Periodic orbits, superintegrability, and Bertrand’s theorem
R. P. Martínez-y-Romero,
H. N. Núñez-Yépez,
A. L. Salas-Brito
Affiliations
R. P. Martínez-y-Romero
Facultad de Ciencias, Circuito Exterior, Ciudad Universitaria, UNAM, Coyoacan, CP 04510 CDMX, Mexico
H. N. Núñez-Yépez
Departamento de Física, Universidad Autónoma Metropolitana, Unidad Iztapalapa, Apartado Postal 55-534, Iztapalapa, CP 09340 CDMX, Mexico
A. L. Salas-Brito
Laboratorio de Sistemas Dinámicos, Departamento de Ciencias Básicas, Universidad Autónoma Metropolitana, Unidad Azcapotzalco, Apartado Postal 21-267, Coyoacan, CP 04000 CDMX, Mexico
Periodic orbits are the key for understanding classical Hamiltonian systems.
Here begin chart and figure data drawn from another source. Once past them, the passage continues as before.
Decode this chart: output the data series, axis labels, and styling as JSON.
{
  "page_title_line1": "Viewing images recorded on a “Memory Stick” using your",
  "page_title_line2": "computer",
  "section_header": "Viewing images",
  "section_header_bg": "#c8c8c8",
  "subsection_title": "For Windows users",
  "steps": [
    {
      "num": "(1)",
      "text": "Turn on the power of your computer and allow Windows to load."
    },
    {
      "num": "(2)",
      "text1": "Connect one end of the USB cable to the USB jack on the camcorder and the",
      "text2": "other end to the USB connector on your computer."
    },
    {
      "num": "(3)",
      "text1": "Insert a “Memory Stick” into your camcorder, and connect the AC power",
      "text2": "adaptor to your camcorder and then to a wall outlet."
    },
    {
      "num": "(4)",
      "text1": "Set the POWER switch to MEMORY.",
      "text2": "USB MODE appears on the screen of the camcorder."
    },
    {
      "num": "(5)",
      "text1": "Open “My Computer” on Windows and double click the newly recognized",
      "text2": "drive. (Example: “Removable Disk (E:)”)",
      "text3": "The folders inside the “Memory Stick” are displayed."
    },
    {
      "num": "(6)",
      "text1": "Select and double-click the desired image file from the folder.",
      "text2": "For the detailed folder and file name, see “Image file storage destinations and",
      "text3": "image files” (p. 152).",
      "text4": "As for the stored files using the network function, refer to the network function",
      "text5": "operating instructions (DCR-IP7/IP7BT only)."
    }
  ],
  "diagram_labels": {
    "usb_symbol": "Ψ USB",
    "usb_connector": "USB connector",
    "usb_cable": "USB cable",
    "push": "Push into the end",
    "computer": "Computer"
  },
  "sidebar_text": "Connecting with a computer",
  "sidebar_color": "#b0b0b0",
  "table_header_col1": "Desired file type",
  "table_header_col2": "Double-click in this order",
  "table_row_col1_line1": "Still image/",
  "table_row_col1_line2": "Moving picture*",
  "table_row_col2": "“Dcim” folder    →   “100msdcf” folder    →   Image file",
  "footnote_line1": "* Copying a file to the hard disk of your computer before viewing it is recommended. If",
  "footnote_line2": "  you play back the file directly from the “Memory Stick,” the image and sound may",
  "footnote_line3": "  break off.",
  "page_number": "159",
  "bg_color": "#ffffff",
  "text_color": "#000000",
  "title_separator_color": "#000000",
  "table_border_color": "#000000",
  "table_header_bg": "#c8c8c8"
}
As we show here, they are the clue for understanding Bertrand’s result relating the boundedness, flatness, and periodicity of orbits with the functional form of the potentials producing them. This result, which is known as Bertrand’s theorem, was proved in 1883 using classical 19th century techniques. In this paper, we prove such a result using the relationship between the bounded plane and periodic orbits, constants of motion, and continuous symmetries in the Hamiltonian system.